Dans son livre intitulé Le Mali contemporain, Mamadou Diarafa Diallo remet en cause la façon de penser le vivre ensemble des Maliens.
Dans ce livre, l’économiste et anthropologue malien fait une analyse sans complaisance du Mali depuis le coup d’État du 22 mars 2012. Depuis cette date, « tout ou presque tout s’effondra en si peu de temps. Le traumatisme est sans pareil pour les Maliennes et les Maliens. Et il va durer. Il dure encore ».
Le Mali, qui était jusque-là encensé par la communauté internationale comme un exemple de réussite de la démocratie, devient l’ombre de lui-même. Il voit une grande partie de son territoire basculer dans la violence et le terrorisme sans savoir quoi faire. L’auteur compare ce Mali traumatisé à une équipe dont les joueurs marquent contre leur propre camp.
Les mauvais joueurs
L’auteur fait observer que les mauvais joueurs de la Team Mali ne sont pas seulement les séparatistes, les djihadistes et compagnie. Il épingle aussi l’élite politique et intellectuelle de Bamako, qui « fait l’économie de réflexions profondes pour courir derrière les raccourcis de ‘gagne-pain’ rapides ». La réflexion a été remplacée par l’émotion, qui se traduit par les nombreux messages d’appel à l’unité nationale.
Cette incapacité des élites à réfléchir en profondeur sur les causes de la crise serait donc la cause de leur incapacité à proposer des solutions qui s’imposent aux nombreux problèmes que rencontre le Mali.

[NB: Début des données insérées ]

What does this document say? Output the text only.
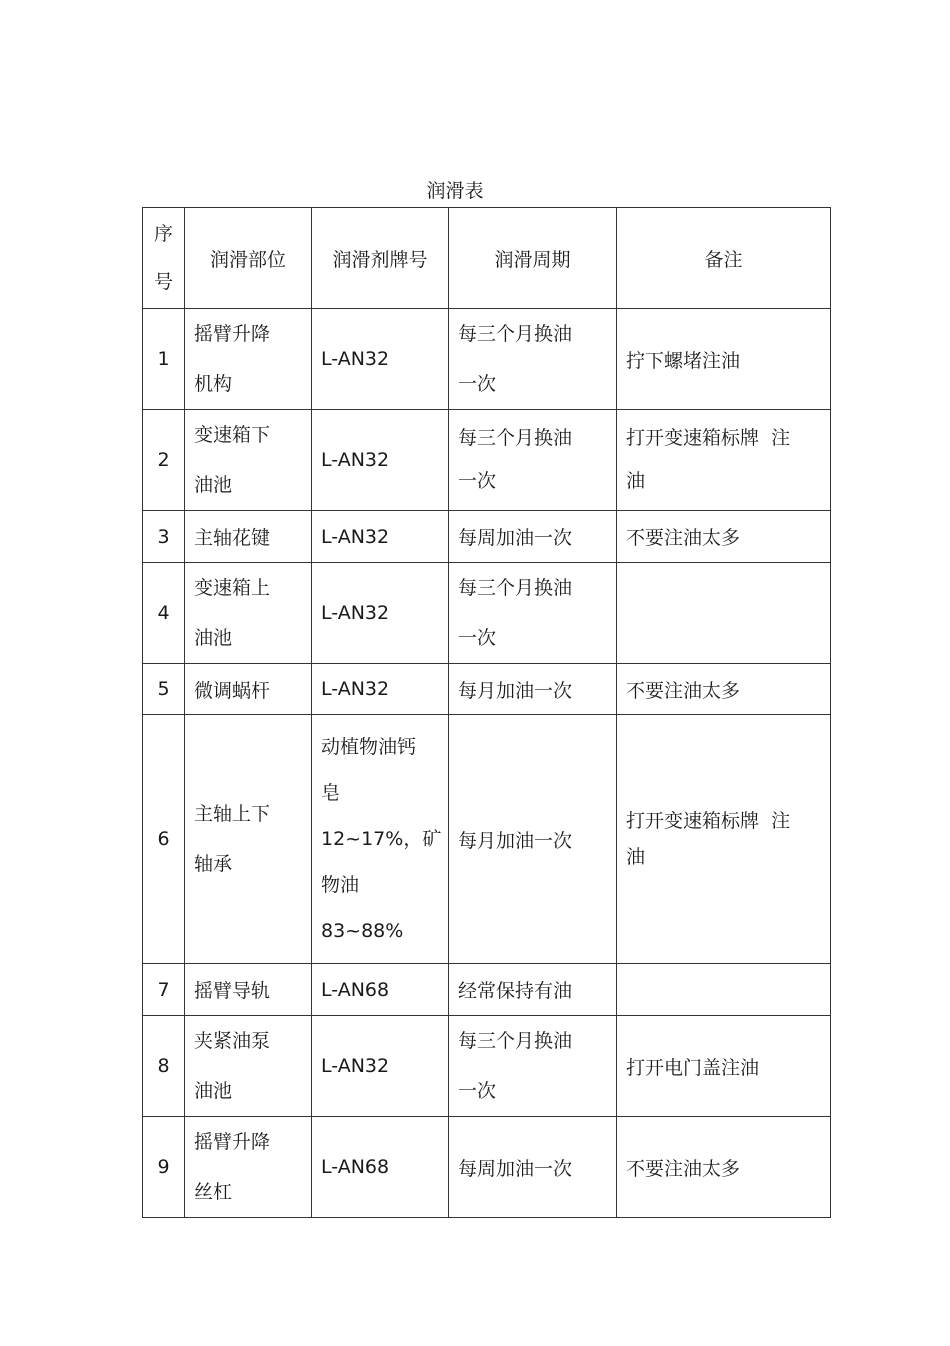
润滑表
序
号	润滑部位	润滑剂牌号	润滑周期	备注
1	摇臂升降
机构	L-AN32	每三个月换油
一次	拧下螺堵注油
2	变速箱下
油池	L-AN32	每三个月换油
一次	打开变速箱标牌  注
油

3	主轴花键	L-AN32	每周加油一次	不要注油太多
4	变速箱上
油池	L-AN32	每三个月换油
一次	

5	微调蜗杆	L-AN32	每月加油一次	不要注油太多
6	主轴上下
轴承	动植物油钙
皂
12~17%，矿
物油
83~88%	每月加油一次	打开变速箱标牌  注
油

7	摇臂导轨	L-AN68	经常保持有油	
8	夹紧油泵
油池	L-AN32	每三个月换油
一次	打开电门盖注油
9	摇臂升降
丝杠	L-AN68	每周加油一次	不要注油太多
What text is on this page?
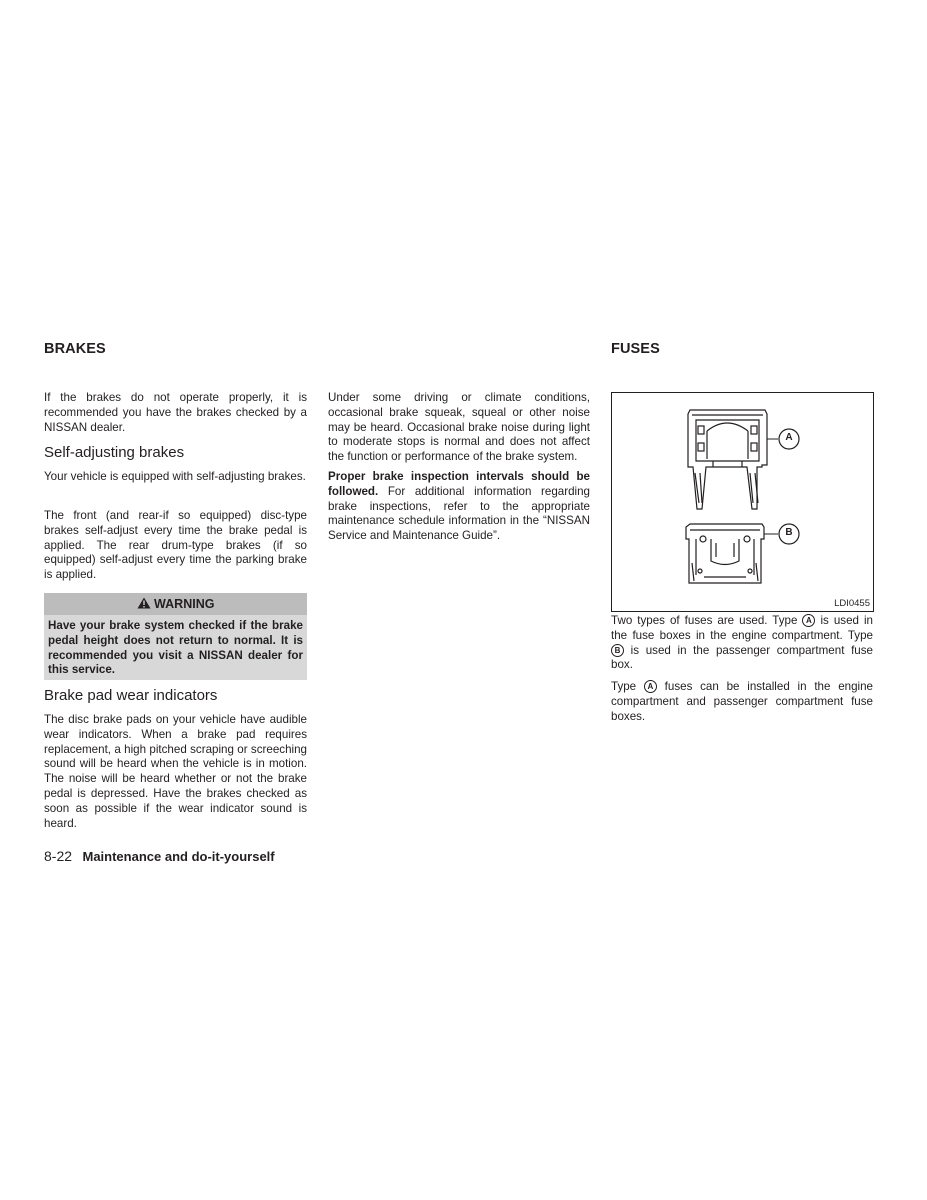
BRAKES

If the brakes do not operate properly, it is recommended you have the brakes checked by a NISSAN dealer.

Self-adjusting brakes

Your vehicle is equipped with self-adjusting brakes.

The front (and rear-if so equipped) disc-type brakes self-adjust every time the brake pedal is applied. The rear drum-type brakes (if so equipped) self-adjust every time the parking brake is applied.

WARNING
Have your brake system checked if the brake pedal height does not return to normal. It is recommended you visit a NISSAN dealer for this service.
Brake pad wear indicators

The disc brake pads on your vehicle have audible wear indicators. When a brake pad requires replacement, a high pitched scraping or screeching sound will be heard when the vehicle is in motion. The noise will be heard whether or not the brake pedal is depressed. Have the brakes checked as soon as possible if the wear indicator sound is heard.

Under some driving or climate conditions, occasional brake squeak, squeal or other noise may be heard. Occasional brake noise during light to moderate stops is normal and does not affect the function or performance of the brake system.

Proper brake inspection intervals should be followed. For additional information regarding brake inspections, refer to the appropriate maintenance schedule information in the “NISSAN Service and Maintenance Guide”.

FUSES
A
B
LDI0455

Two types of fuses are used. Type A is used in the fuse boxes in the engine compartment. Type B is used in the passenger compartment fuse box.

Type A fuses can be installed in the engine compartment and passenger compartment fuse boxes.

8-22 Maintenance and do-it-yourself
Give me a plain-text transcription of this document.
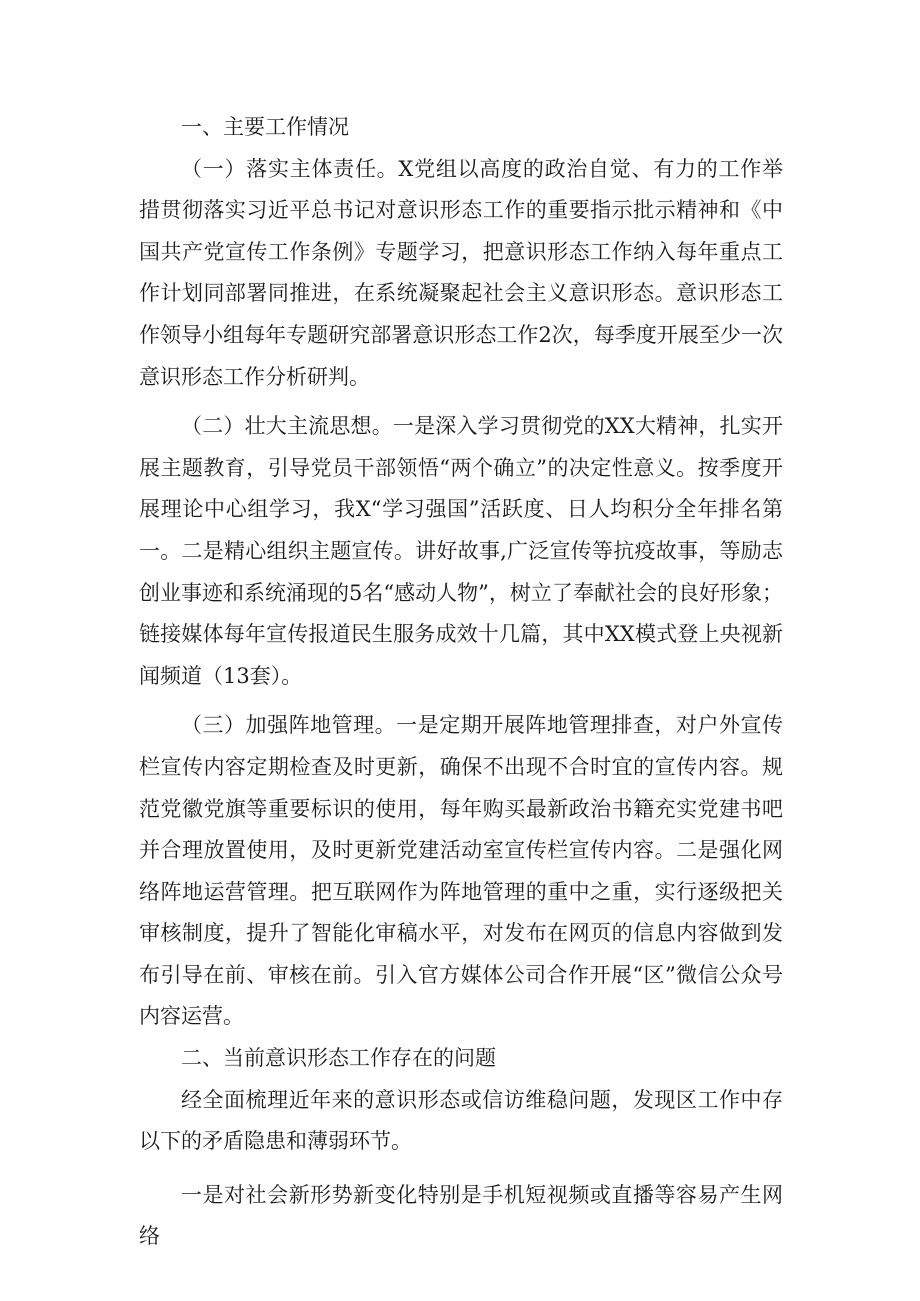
一、主要工作情况

（一）落实主体责任。X党组以高度的政治自觉、有力的工作举措贯彻落实习近平总书记对意识形态工作的重要指示批示精神和《中国共产党宣传工作条例》专题学习，把意识形态工作纳入每年重点工作计划同部署同推进，在系统凝聚起社会主义意识形态。意识形态工作领导小组每年专题研究部署意识形态工作2次，每季度开展至少一次意识形态工作分析研判。

（二）壮大主流思想。一是深入学习贯彻党的XX大精神，扎实开展主题教育，引导党员干部领悟“两个确立”的决定性意义。按季度开展理论中心组学习，我X“学习强国”活跃度、日人均积分全年排名第一。二是精心组织主题宣传。讲好故事,广泛宣传等抗疫故事，等励志创业事迹和系统涌现的5名“感动人物”，树立了奉献社会的良好形象；链接媒体每年宣传报道民生服务成效十几篇，其中XX模式登上央视新闻频道（13套）。

（三）加强阵地管理。一是定期开展阵地管理排查，对户外宣传栏宣传内容定期检查及时更新，确保不出现不合时宜的宣传内容。规范党徽党旗等重要标识的使用，每年购买最新政治书籍充实党建书吧并合理放置使用，及时更新党建活动室宣传栏宣传内容。二是强化网络阵地运营管理。把互联网作为阵地管理的重中之重，实行逐级把关审核制度，提升了智能化审稿水平，对发布在网页的信息内容做到发布引导在前、审核在前。引入官方媒体公司合作开展“区”微信公众号内容运营。

二、当前意识形态工作存在的问题

经全面梳理近年来的意识形态或信访维稳问题，发现区工作中存以下的矛盾隐患和薄弱环节。

一是对社会新形势新变化特别是手机短视频或直播等容易产生网络
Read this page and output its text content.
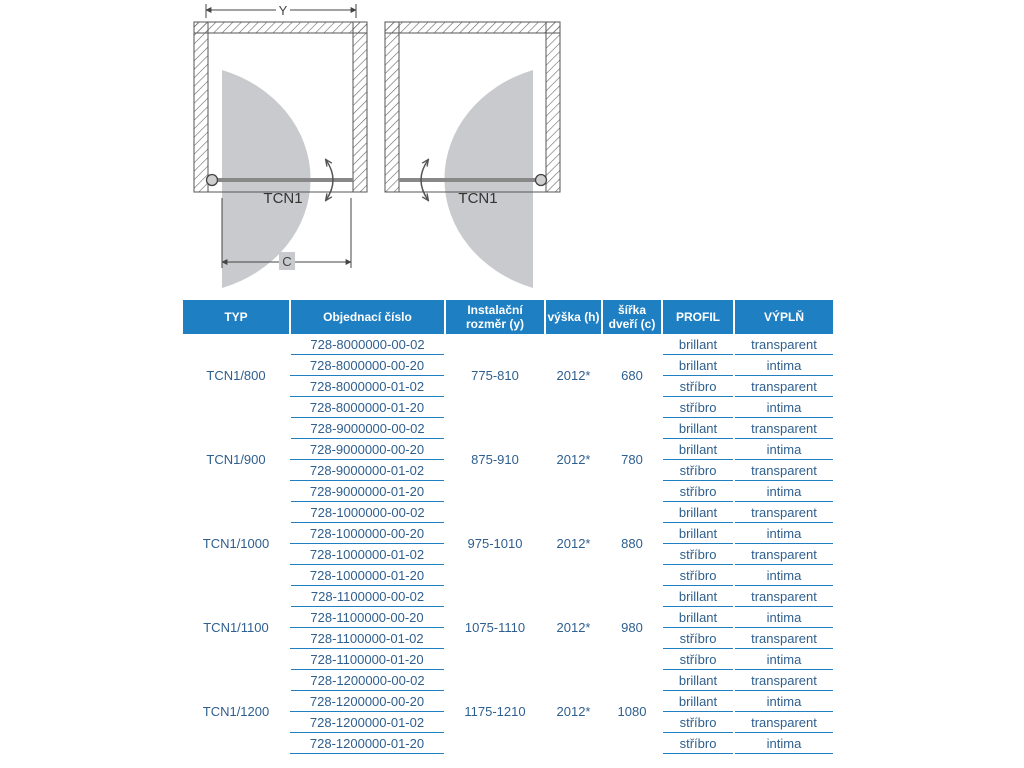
Y
C
TCN1	TCN1
TYP	Objednací číslo	Instalační rozměr (y)	výška (h)	šířka dveří (c)	PROFIL	VÝPLŇ
TCN1/800	728-8000000-00-02	775-810	2012*	680	brillant	transparent
	728-8000000-00-20				brillant	intima
	728-8000000-01-02				stříbro	transparent
	728-8000000-01-20				stříbro	intima
TCN1/900	728-9000000-00-02	875-910	2012*	780	brillant	transparent
	728-9000000-00-20				brillant	intima
	728-9000000-01-02				stříbro	transparent
	728-9000000-01-20				stříbro	intima
TCN1/1000	728-1000000-00-02	975-1010	2012*	880	brillant	transparent
	728-1000000-00-20				brillant	intima
	728-1000000-01-02				stříbro	transparent
	728-1000000-01-20				stříbro	intima
TCN1/1100	728-1100000-00-02	1075-1110	2012*	980	brillant	transparent
	728-1100000-00-20				brillant	intima
	728-1100000-01-02				stříbro	transparent
	728-1100000-01-20				stříbro	intima
TCN1/1200	728-1200000-00-02	1175-1210	2012*	1080	brillant	transparent
	728-1200000-00-20				brillant	intima
	728-1200000-01-02				stříbro	transparent
	728-1200000-01-20				stříbro	intima
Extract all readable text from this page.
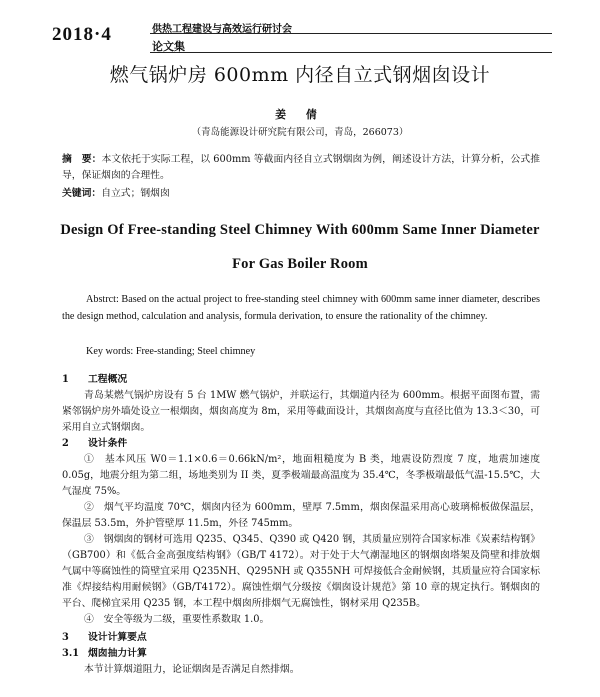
2018·4	供热工程建设与高效运行研讨会
论文集
燃气锅炉房 600mm 内径自立式钢烟囱设计
姜 倩
（青岛能源设计研究院有限公司，青岛，266073）

摘　要：本文依托于实际工程，以 600mm 等截面内径自立式钢烟囱为例，阐述设计方法，计算分析，公式推导，保证烟囱的合理性。

关键词：自立式；钢烟囱

Design Of Free-standing Steel Chimney With 600mm Same Inner Diameter
For Gas Boiler Room

Abstrct: Based on the actual project to free-standing steel chimney with 600mm same inner diameter, describes the design method, calculation and analysis, formula derivation, to ensure the rationality of the chimney.

Key words: Free-standing; Steel chimney

1 工程概况

青岛某燃气锅炉房设有 5 台 1MW 燃气锅炉，并联运行，其烟道内径为 600mm。根据平面图布置，需紧邻锅炉房外墙处设立一根烟囱，烟囱高度为 8m，采用等截面设计，其烟囱高度与直径比值为 13.3＜30，可采用自立式钢烟囱。

2 设计条件

①　基本风压 W0＝1.1×0.6＝0.66kN/m²，地面粗糙度为 B 类，地震设防烈度 7 度，地震加速度 0.05g，地震分组为第二组，场地类别为 II 类，夏季极端最高温度为 35.4℃，冬季极端最低气温-15.5℃，大气湿度 75%。

②　烟气平均温度 70℃，烟囱内径为 600mm，壁厚 7.5mm，烟囱保温采用高心玻璃棉板做保温层，保温层 53.5m，外护管壁厚 11.5m，外径 745mm。

③　钢烟囱的钢材可选用 Q235、Q345、Q390 或 Q420 钢，其质量应别符合国家标准《炭素结构钢》（GB700）和《低合金高强度结构钢》（GB/T 4172）。对于处于大气潮湿地区的钢烟囱塔架及筒壁和排放烟气属中等腐蚀性的筒壁宜采用 Q235NH、Q295NH 或 Q355NH 可焊接低合金耐候钢，其质量应符合国家标准《焊接结构用耐候钢》（GB/T4172）。腐蚀性烟气分级按《烟囱设计规范》第 10 章的规定执行。钢烟囱的平台、爬梯宜采用 Q235 钢，本工程中烟囱所排烟气无腐蚀性，钢材采用 Q235B。

④　安全等级为二级，重要性系数取 1.0。

3 设计计算要点
3.1 烟囱抽力计算

本节计算烟道阻力，论证烟囱是否满足自然排烟。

Les politiciens ont donc choisi la solution de la facilité : celle de répondre à la violence par la violence. Et cette solution s’est révélée être un échec « incapable de produire une paix durable ».
Alors, que faire ?
L’auteur propose à l’État malien de « revisiter le contrat social ». « Pour cela, il s’agira de faire la lumière sur les actions et les acteurs de notre histoire récente, d’oser mettre en œuvre un État de société inclusif et, au-delà de tout, construire un État participatif », écrit-il.
Mamadou Diarafa Diallo fait observer que, malgré le discours officiel qui proclame l’égalité, la naissance et le sang continuent de déterminer le rôle et la contribution de chaque Malien dans l’action publique de son pays. Autrement dit, seuls peuvent accéder aux responsabilités ceux qui sont « bien nés », même s’ils sont médiocres, et la majorité des méritants sont exclus comme des outsiders par l’establishment politique local et national. Cette masse d’« humiliés » constitue donc un terreau fertile pour le recrutement des groupes extrémistes violents.
L’auteur conclut que, pour sauver le Mali, « il ne suffit pas de crier à longueur de journée que le « Mali est un et indivisible » car cela n’éliminera pas toute velléité de partition… Les hymnes à l’unité ne sont pas suffisants pour exorciser les démons de l’extrémisme violent et des conflits intercommunautaires. Aujourd’hui encore, le défi ne réside pas tant dans la coexistence pacifique des communautés que dans la capacité à mener une action publique cohérente et efficace pour un développement équitable. »
En un mot, Mamadou Diarafa Diallo appelle au sursaut du Mali, qui doit se manifester non seulement par l’amour de la patrie, mais aussi par la remise en cause de la manière de penser et d’agir des Maliens. Oui, semble-t-il dire, le Mali peut retrouver sa gloire d’antan. Mais il faut que les Maliens acceptent d’en payer le prix.
Ce remplacement de la réflexion par l’émotion par les élites arrive généralement lorsque celles-ci sentent que derrière il n’y a personne pour veiller sur leurs actes.
Dans ce pays, que de critiques des dirigeants, mais que fait le peuple pour changer tout ça?
Tout le monde reste préoccupé par la recherche du quotidien. Cette course aux intérêts a tellement aveuglé les Maliens que même on peine à avoir une société civile. La corruption, le favoritisme, sont encouragés par ce même peuple qui les décrie. Sinon comment imaginer qu’on puisse prendre et payer un domestique et qu’il ne fasse pas ce que nous voulons et sans conséquence?